Panic disorder is a mental health condition that is characterize by the repeated occurrence of panic attacks. A panic attack suddenly appears and reaches the highest level all of a sudden. The signs of this attack are:

  • Palpitations, pounding heart, or accelerated heart rate.
  • Sweating.
  • Trembling or shaking.
  • Sensations of shortness of breath or smothering.
  • Feeling of choking.
  • Chest pain or discomfort; feeling like you’re having a heart attack (the feeling usually passes after a few minutes).

Panic attacks may be accompanied by additional symptoms such as abdominal distress with nausea and vomiting, dizziness, derealization (feelings that you are detached from yourself), fear of losing control; fear of dying; paresthesias (numbness/tingling sensations); hot flashes; chills; tachycardia (rapid heartbeat); palpitations; feelings of unreal.

Post-Traumatic Stress Disorder

Post-traumatic stress disorder (PTSD) is a mental health condition that can occur after a traumatic event. It may be trigger by something like a natural disaster or military combat. If you have PTSD, you might feel emotionally numb or have nightmares about the experience that traumatized you.
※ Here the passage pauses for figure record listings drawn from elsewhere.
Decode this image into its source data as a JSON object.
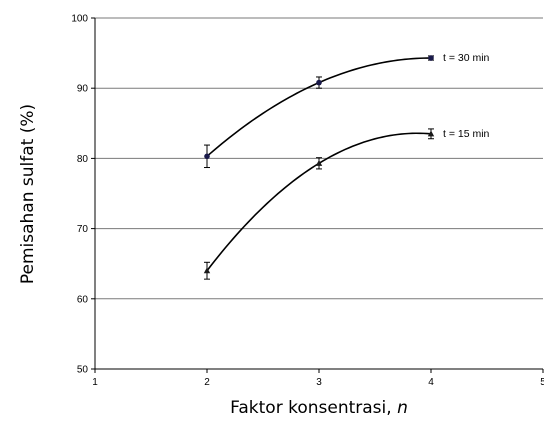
{
  "chart_data": {
    "type": "scatter",
    "xlabel": "Faktor konsentrasi, ",
    "xlabel_var": "n",
    "ylabel": "Pemisahan sulfat (%)",
    "xlim": [
      1,
      5
    ],
    "ylim": [
      50,
      100
    ],
    "xticks": [
      "1",
      "2",
      "3",
      "4",
      "5"
    ],
    "yticks": [
      "50",
      "60",
      "70",
      "80",
      "90",
      "100"
    ],
    "grid": "horizontal",
    "series": [
      {
        "name": "t = 30 min",
        "marker": "circle",
        "x": [
          2,
          3,
          4
        ],
        "y": [
          80.3,
          90.8,
          94.3
        ],
        "err": [
          1.6,
          0.8,
          0.3
        ],
        "color": "#1a1a4a"
      },
      {
        "name": "t = 15 min",
        "marker": "triangle",
        "x": [
          2,
          3,
          4
        ],
        "y": [
          64,
          79.3,
          83.5
        ],
        "err": [
          1.2,
          0.8,
          0.7
        ],
        "color": "#1a1a1a"
      }
    ]
  }
}
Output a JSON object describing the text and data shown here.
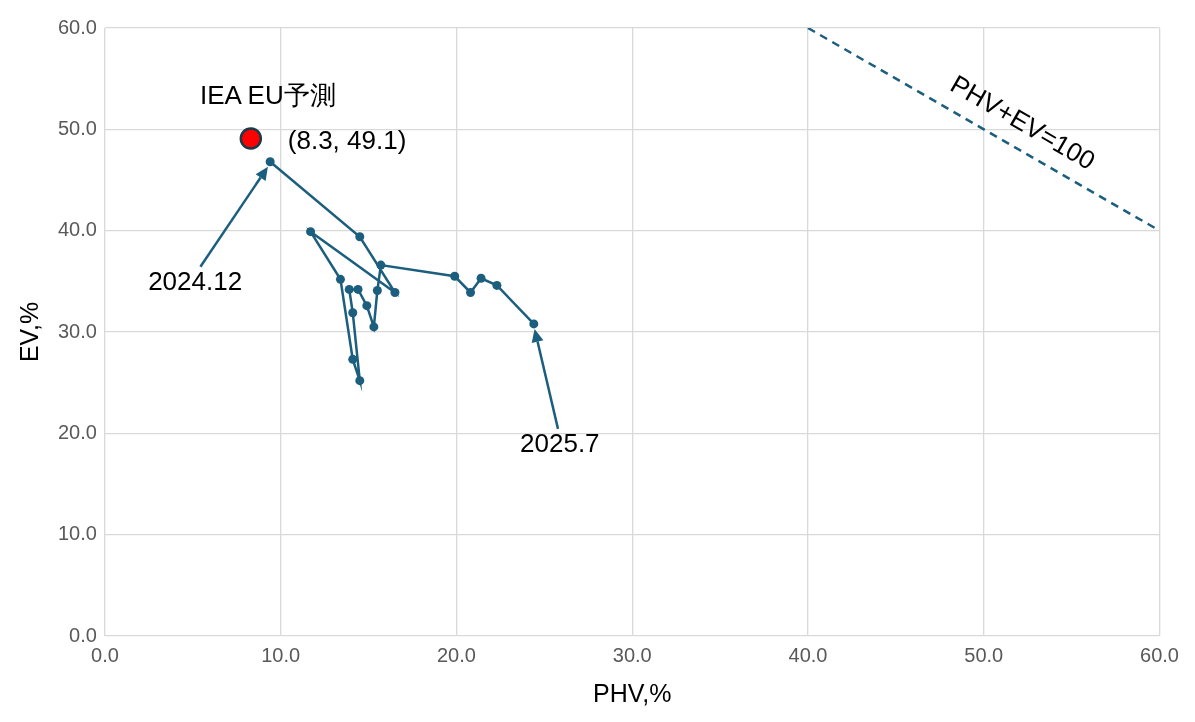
{
  "chart_data": {
    "type": "line",
    "xlabel": "PHV,%",
    "ylabel": "EV,%",
    "xlim": [
      0,
      60
    ],
    "ylim": [
      0,
      60
    ],
    "xticks": [
      {
        "value": 0,
        "label": "0.0"
      },
      {
        "value": 10,
        "label": "10.0"
      },
      {
        "value": 20,
        "label": "20.0"
      },
      {
        "value": 30,
        "label": "30.0"
      },
      {
        "value": 40,
        "label": "40.0"
      },
      {
        "value": 50,
        "label": "50.0"
      },
      {
        "value": 60,
        "label": "60.0"
      }
    ],
    "yticks": [
      {
        "value": 0,
        "label": "0.0"
      },
      {
        "value": 10,
        "label": "10.0"
      },
      {
        "value": 20,
        "label": "20.0"
      },
      {
        "value": 30,
        "label": "30.0"
      },
      {
        "value": 40,
        "label": "40.0"
      },
      {
        "value": 50,
        "label": "50.0"
      },
      {
        "value": 60,
        "label": "60.0"
      }
    ],
    "grid": true,
    "legend": false,
    "series": [
      {
        "type": "line",
        "marker": "circle",
        "color": "#1b5e7e",
        "x": [
          9.4,
          14.5,
          16.5,
          11.7,
          13.4,
          14.1,
          14.5,
          14.1,
          13.9,
          14.4,
          14.9,
          15.3,
          15.5,
          15.7,
          19.9,
          20.8,
          21.4,
          22.3,
          24.4
        ],
        "values": [
          46.8,
          39.4,
          33.9,
          39.9,
          35.2,
          27.3,
          25.2,
          31.9,
          34.2,
          34.2,
          32.6,
          30.5,
          34.1,
          36.6,
          35.5,
          33.9,
          35.3,
          34.6,
          30.8
        ]
      },
      {
        "type": "scatter",
        "name": "IEA EU予測",
        "marker": "circle",
        "color": "#ff0000",
        "x": [
          8.3
        ],
        "values": [
          49.1
        ],
        "value_labels": [
          "(8.3, 49.1)"
        ]
      },
      {
        "type": "line",
        "marker": "none",
        "line_style": "dashed",
        "color": "#1b5e7e",
        "x": [
          40,
          60
        ],
        "values": [
          60,
          40
        ]
      }
    ],
    "annotations": [
      "2024.12",
      "2025.7",
      {
        "text": "PHV+EV=100",
        "x": 51.5,
        "y": 48.5
      }
    ]
  }
}
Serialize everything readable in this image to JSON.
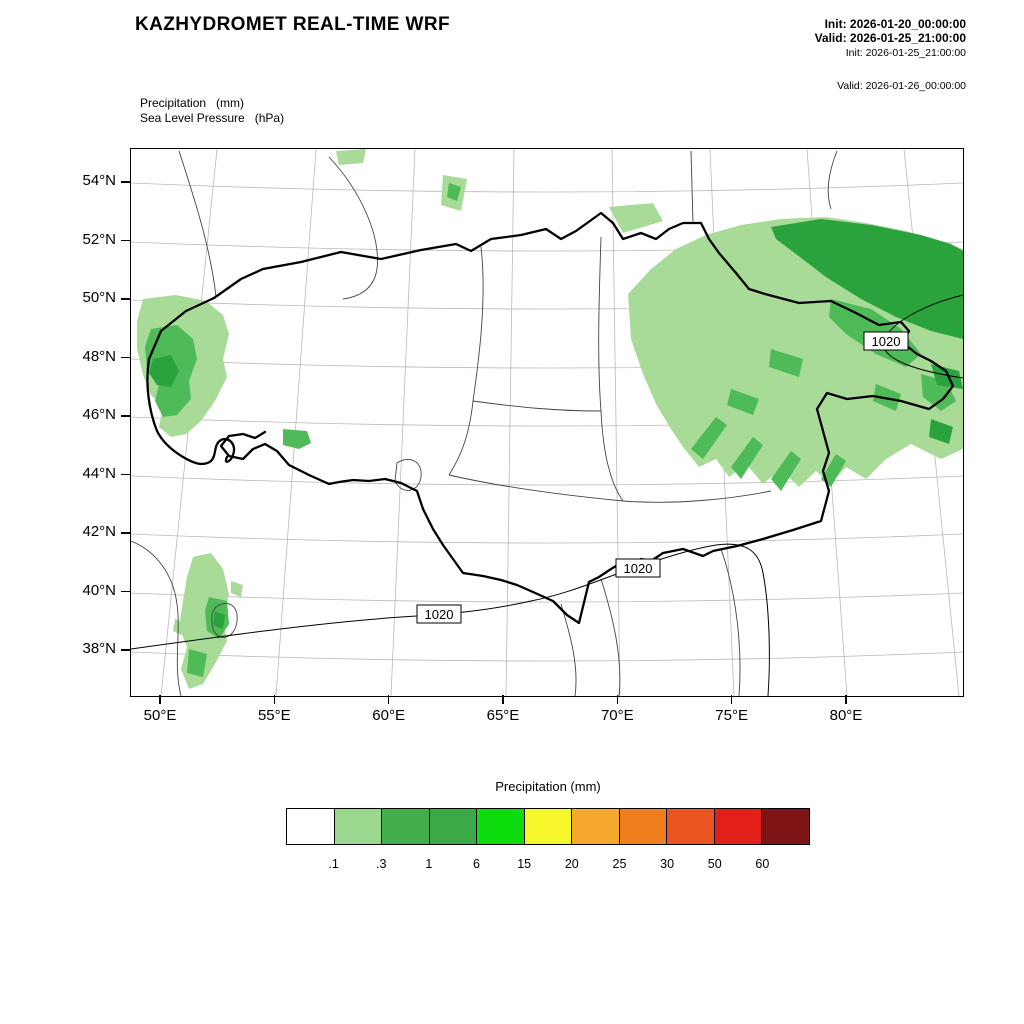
{
  "header": {
    "title": "KAZHYDROMET REAL-TIME WRF",
    "init_primary": "Init: 2026-01-20_00:00:00",
    "valid_primary": "Valid: 2026-01-25_21:00:00",
    "init_secondary": "Init: 2026-01-25_21:00:00",
    "valid_secondary": "Valid: 2026-01-26_00:00:00"
  },
  "map": {
    "field_label_1": "Precipitation   (mm)",
    "field_label_2": "Sea Level Pressure   (hPa)",
    "pressure_label": "1020",
    "y_axis": {
      "labels": [
        "54°N",
        "52°N",
        "50°N",
        "48°N",
        "46°N",
        "44°N",
        "42°N",
        "40°N",
        "38°N"
      ]
    },
    "x_axis": {
      "labels": [
        "50°E",
        "55°E",
        "60°E",
        "65°E",
        "70°E",
        "75°E",
        "80°E"
      ]
    }
  },
  "legend": {
    "title": "Precipitation (mm)",
    "tick_labels": [
      ".1",
      ".3",
      "1",
      "6",
      "15",
      "20",
      "25",
      "30",
      "50",
      "60"
    ],
    "colors": [
      "#ffffff",
      "#9bd88f",
      "#44ae4c",
      "#3aa946",
      "#0ddd0d",
      "#f6f62c",
      "#f6a82e",
      "#f07e1f",
      "#ea5420",
      "#e31f1a",
      "#7e1416"
    ]
  }
}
You may also avoid things or places that remind you of the trauma because it triggers strong emotions and memories of your experience.

Psychotherapy is one treatment option for PTSD. Therapy helps patients learn about their symptoms and how they relate to pass experiences, so they can begin to heal from past traumas and move forward in life. Psychotherapy approaches include cognitive-behavioural therapy (CBT), exposure therapy, eye movement desensitization reprocessing (EMDR), acceptance commitment therapy (ACT), and dialectical behavioural therapy (DBT).


We hope that this article has helped you to understand more about the types of mental illnesses we can treat with psychotherapy. Remember, psychotherapy is not just for treating depression but also for many other kinds of disorders. Many people have found success with therapy, and it’s an approach that should be considered if you are struggling with symptoms like anxiety or worry which are affecting your quality of life.